With the growth of computing
technology the need of high performance computers (HPC) has significantly
increased. Optics has been used in computing for a number of years but the main
emphasis has been and continues to be to link portions of computers, for
communications, or more intrinsically in devices that have some optical
application or component (optical pattern recognition etc.)
Optical
computing was a hot research area in 1980’s.But the work tapered off due to
materials limitations that prevented optochips from getting small enough and
cheap enough beyond laboratory curiosities. Now, optical computers are back
with advances in self-assembled conducting organic polymers that promise
super-tiny of all optical chips.
Optical
computing technology is, in general, developing in two directions. One approach
is to build computers that have the same architecture as present day computers
but using optics that is Electro optical hybrids. Another approach is to
generate a completely new kind of computer, which can perform all functional
operations in optical mode. In recent years, a number of devices that can
ultimately lead us to real optical computers have already been manufactured. These
include optical logic gates, optical switches, optical interconnections and
optical memory.
Current
trends in optical computing emphasize communications, for example the use of
free space optical interconnects as a potential solution to remove ‘Bottlenecks’

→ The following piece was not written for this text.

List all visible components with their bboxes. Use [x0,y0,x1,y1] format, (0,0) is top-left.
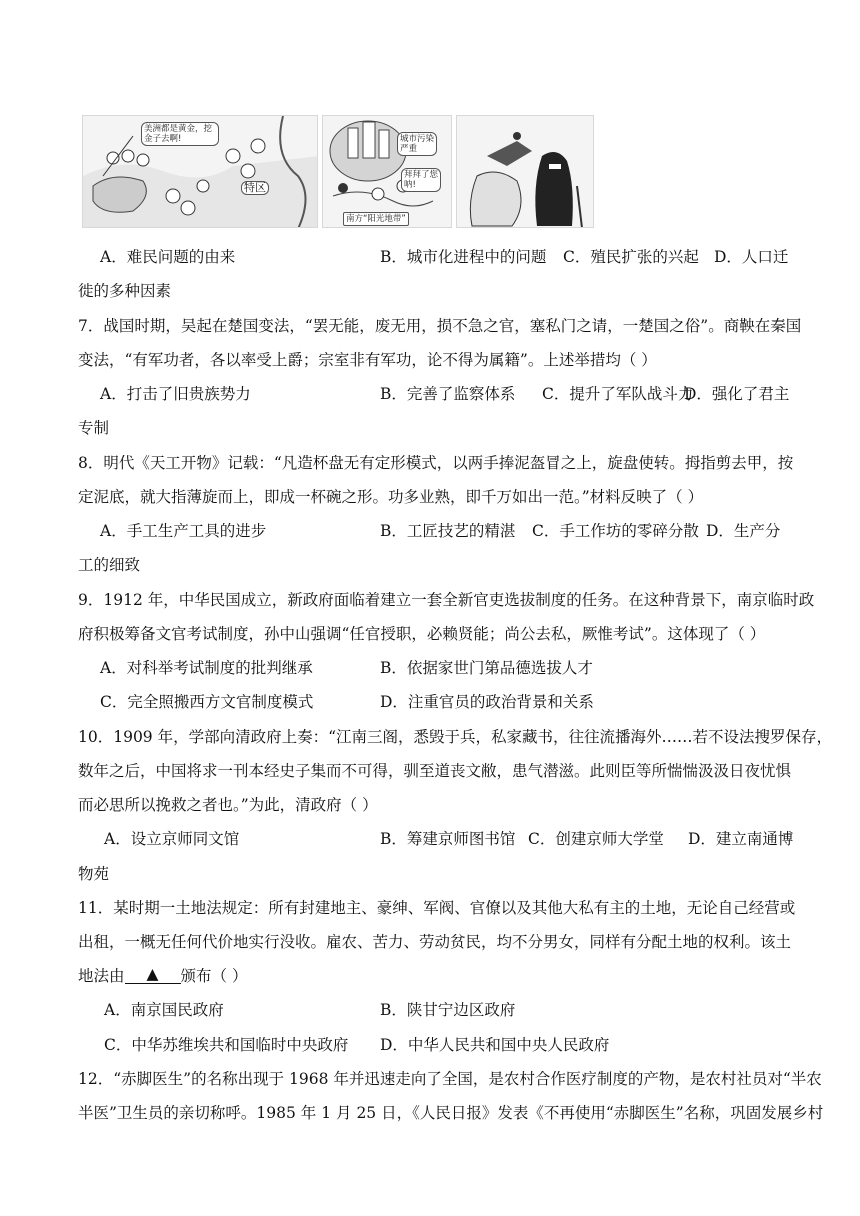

experienced in electronic architectures. Optical technology is one of the most
promising, and may eventually lead to new computing applications as a
consequence of faster processing speed, as well as better connectivity and
higher bandwidth.
NEED FOR OPTICAL COMPUTING
The
pressing need for optical technology stems from the fact that today’s computers
are limited by the time response of electronic circuits. A solid transmission
medium limits both the speed and volume of signals, as well as building up heat
that damages components.
One
of the theoretical limits on how fast a computer can function is given by
Einstein’s principle that signal cannot propagate faster than speed of light.
So to make computers faster, their components must be smaller and there by
decrease the distance between them. This has resulted in the development of
very large scale integration (VLSI) technology, with smaller device dimensions
and greater complexity. The smallest dimensions of VLSI nowadays are about
0.08mm. Despite the incredible progress in the development and refinement of
the basic technologies over the past decade, there is growing concern that
these technologies may not be capable of solving the computing problems of even
the current millennium. The speed of computers was achieved by miniaturizing
electronic components to a very small micron-size scale, but they are limited
not only by the speed of electrons in matter but also by the increasing density
of interconnections necessary to link the electronic gates on microchips.
The
optical computer comes as a solution of miniaturizing problem. Optical data
processing can perform several operations in parallel much faster and easier
than electrons. This parallelism helps in staggering computational power. For
example a calculation that takes a conventional electronic computer more than
11 years to complete could be performed by an optical computer in a single
hour. Any way we can realize that in an optical computer, electrons are
replaced by photons, the subatomic bits of electromagnetic radiation that make
up light.